Taiwan delegation looks to build tech ties with Latvia, Lithuania amid China tensions
- A six-person delegation from Taipei is exchanging ideas this week with education and technology officials from the two Baltic states
- Analyst says Taiwan is trying to expand international influence in terms of technology by helping small or developing countries
A delegation from Taiwan - a global manufacturer of IT components - is visiting Latvia and Lithuania this week to discuss technology cooperation amid rising tensions with China.
Lin Minn-tsong, the deputy minister of the island’s National Science and Technology Council, attended a conference in Latvia’s capital Riga with officials from the two Baltic states, part of a five-day trip that ends Friday.
Taiwan’s tech prowess gives it an opening to improve relations abroad, experts say. Many European countries need the chips and other tech hardware that Taiwan produces.
The six-person delegation from Taipei is exchanging ideas this week with education and technology officials from the two Baltic states about “tech policy” and “key points for future cooperation”, the Council said in a statement. The delegates visited Latvia on Monday and Tuesday, with Lithuania on their agenda for the rest of the week.
Taiwan, Latvia and Lithuania have met periodically since 2000 and agreed to more than 60 joint projects, Taiwanese officials said earlier in the year.
Lithuanian start-up NanoAvionics, for example, signed a memorandum of understanding with the Taiwan National Space Organization in October last year to provide expertise in manufacturing small satellites.
Thin-disk laser technology co-developed by Lithuania and Taiwan’s National Sun Yat-sen University recently received certification, the Council said in its statement this week. Lithuanian industry’s use of the technology, seen as an advantage for certain types of manufacturing, is “top in the world”, the statement said.
Jovita Neliupsiene, vice-minister of the Lithuanian Ministry of the Economy and Innovation, anticipates expanding cooperation with Taiwan on semiconductors, government-funded media in Taiwan said earlier this year.
Taiwan is “trying to expand its international influence in terms of technology” by helping small or developing countries build “foundations”, said Chen Yi-fan, assistant professor of diplomacy and international relations at Tamkang University near Taipei.
In early October, Chen noted, entrepreneurs and officials from Taiwan spoke with counterparts from Brazil about stimulating the South American country’s nascent chip sector.
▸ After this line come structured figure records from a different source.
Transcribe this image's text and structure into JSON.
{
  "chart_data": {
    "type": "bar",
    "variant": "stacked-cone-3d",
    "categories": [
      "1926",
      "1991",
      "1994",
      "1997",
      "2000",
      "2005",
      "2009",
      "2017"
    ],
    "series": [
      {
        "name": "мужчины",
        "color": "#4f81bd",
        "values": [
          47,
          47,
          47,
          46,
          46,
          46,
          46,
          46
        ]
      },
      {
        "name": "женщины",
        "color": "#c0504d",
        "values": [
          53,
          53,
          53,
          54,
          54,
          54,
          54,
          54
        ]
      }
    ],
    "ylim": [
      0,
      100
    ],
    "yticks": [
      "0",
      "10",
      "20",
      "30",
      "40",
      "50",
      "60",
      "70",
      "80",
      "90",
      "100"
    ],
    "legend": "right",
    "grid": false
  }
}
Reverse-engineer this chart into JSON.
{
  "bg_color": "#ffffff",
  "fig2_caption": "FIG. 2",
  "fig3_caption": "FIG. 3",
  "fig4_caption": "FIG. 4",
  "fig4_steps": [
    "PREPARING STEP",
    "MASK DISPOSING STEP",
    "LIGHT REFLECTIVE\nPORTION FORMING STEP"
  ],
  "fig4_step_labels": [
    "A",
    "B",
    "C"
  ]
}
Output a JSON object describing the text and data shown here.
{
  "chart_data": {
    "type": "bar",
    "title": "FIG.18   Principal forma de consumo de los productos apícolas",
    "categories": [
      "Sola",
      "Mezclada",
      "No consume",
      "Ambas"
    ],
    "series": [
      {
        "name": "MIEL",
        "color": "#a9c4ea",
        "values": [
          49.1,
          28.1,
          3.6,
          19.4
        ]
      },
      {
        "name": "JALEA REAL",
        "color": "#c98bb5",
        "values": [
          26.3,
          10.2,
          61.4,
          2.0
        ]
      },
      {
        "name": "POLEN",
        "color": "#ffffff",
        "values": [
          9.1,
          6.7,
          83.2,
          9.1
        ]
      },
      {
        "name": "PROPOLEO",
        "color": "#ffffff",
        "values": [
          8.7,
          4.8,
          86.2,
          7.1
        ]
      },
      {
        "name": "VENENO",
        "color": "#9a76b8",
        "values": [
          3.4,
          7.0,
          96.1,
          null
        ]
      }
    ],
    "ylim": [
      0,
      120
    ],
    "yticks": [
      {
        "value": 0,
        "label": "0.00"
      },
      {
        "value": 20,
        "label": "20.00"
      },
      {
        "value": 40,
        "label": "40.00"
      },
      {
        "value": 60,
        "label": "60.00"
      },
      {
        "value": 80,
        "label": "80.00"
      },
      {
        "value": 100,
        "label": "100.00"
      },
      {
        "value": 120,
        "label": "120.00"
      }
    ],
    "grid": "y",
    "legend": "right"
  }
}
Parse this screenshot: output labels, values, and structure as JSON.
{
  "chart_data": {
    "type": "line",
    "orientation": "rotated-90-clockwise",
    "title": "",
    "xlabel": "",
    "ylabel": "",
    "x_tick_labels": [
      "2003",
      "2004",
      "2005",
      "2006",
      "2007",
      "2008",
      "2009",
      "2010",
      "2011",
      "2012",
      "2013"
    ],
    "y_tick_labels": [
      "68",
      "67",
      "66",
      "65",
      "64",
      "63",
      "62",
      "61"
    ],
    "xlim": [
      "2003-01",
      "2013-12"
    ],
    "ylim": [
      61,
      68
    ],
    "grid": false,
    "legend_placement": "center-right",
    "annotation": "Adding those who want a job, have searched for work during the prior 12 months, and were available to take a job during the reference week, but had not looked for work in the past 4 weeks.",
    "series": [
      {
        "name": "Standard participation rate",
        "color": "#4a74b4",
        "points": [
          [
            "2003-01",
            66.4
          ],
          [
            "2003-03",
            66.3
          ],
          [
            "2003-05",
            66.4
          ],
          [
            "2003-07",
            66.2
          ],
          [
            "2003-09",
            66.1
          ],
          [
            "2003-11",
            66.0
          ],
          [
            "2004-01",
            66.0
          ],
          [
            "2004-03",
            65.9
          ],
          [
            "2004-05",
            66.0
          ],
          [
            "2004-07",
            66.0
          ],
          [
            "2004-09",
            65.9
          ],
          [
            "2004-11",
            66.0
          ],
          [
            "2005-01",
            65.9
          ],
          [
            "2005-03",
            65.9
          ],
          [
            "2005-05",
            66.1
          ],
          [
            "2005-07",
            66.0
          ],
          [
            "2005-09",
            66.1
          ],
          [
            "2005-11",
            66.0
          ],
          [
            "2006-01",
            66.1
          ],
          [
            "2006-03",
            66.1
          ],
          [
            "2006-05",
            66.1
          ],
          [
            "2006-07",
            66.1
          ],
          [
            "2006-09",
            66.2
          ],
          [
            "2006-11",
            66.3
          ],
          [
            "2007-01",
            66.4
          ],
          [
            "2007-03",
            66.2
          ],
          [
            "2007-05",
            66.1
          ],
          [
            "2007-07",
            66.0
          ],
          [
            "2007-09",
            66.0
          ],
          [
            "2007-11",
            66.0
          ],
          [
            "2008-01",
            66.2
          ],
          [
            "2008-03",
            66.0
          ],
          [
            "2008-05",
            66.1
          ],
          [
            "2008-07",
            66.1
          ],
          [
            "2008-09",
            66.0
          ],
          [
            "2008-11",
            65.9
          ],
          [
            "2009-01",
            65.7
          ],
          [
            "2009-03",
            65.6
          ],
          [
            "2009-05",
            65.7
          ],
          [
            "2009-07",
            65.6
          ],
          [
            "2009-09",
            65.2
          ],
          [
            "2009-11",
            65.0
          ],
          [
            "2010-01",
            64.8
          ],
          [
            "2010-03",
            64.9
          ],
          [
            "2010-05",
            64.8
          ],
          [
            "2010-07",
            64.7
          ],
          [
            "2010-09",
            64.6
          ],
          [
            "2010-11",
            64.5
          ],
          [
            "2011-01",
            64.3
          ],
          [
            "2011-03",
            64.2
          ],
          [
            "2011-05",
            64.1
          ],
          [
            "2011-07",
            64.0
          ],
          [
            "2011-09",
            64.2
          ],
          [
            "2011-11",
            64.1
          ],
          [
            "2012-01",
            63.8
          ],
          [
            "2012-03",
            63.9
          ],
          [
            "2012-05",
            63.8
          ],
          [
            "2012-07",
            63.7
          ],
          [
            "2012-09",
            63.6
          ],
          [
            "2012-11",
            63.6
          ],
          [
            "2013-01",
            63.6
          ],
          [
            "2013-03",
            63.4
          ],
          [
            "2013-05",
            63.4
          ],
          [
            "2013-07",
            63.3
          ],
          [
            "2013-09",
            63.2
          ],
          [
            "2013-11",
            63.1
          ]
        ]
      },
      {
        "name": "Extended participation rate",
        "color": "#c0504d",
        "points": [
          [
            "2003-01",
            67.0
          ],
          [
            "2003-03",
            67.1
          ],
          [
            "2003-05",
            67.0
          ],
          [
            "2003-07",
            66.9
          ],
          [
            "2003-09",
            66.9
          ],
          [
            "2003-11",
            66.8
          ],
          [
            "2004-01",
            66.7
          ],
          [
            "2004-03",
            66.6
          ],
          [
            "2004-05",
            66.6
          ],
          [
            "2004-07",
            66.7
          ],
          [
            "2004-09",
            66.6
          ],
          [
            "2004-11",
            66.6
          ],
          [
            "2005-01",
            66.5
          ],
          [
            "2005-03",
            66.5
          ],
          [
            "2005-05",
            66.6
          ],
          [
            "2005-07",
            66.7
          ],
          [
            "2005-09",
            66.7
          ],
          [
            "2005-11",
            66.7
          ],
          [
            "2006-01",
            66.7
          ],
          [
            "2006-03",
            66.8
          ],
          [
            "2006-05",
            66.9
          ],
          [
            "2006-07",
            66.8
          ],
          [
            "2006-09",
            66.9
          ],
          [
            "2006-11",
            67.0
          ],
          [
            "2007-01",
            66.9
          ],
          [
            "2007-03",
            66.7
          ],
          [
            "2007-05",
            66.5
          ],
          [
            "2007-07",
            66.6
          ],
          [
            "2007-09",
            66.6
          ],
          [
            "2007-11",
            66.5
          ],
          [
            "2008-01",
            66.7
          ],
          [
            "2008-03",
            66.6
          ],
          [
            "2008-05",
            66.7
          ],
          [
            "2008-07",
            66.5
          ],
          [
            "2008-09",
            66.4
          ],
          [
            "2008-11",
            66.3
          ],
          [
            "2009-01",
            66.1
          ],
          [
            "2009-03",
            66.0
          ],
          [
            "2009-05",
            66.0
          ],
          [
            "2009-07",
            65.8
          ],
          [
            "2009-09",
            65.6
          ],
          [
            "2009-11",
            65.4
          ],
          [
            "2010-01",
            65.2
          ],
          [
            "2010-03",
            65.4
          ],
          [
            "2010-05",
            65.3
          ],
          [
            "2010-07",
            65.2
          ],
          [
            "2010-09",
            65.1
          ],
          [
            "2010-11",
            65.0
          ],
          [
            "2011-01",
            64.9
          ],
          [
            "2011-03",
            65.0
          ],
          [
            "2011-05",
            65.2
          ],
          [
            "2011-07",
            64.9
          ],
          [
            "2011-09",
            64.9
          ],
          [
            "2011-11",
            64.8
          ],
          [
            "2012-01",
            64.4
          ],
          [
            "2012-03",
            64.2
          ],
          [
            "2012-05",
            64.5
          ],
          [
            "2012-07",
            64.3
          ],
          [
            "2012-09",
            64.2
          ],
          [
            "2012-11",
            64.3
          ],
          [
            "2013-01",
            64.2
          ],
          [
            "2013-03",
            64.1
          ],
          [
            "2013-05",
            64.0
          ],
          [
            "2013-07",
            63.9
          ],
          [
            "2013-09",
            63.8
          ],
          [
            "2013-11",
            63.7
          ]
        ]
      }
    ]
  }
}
Taiwan can offer more than chips, said Liang Kuo-yuan, the retired founder of the Yuanta-Polaris Research Institute, a Taipei-based think tank. The island’s whole information communications technology supply chain is “complete”, he said.
Taiwan should aim its tech diplomacy foremost at bigger countries such as Japan and the United States, Liang said, but “the more connections the better”.
Mainland Chinese officials will see Taiwan’s pursuit of technology ties overseas as a relatively low-level type of exchange and temper any reaction to this week’s visit to the Baltic states, analysts said.
But they still expect Beijing to react. “China will not be quiet,” Chen said.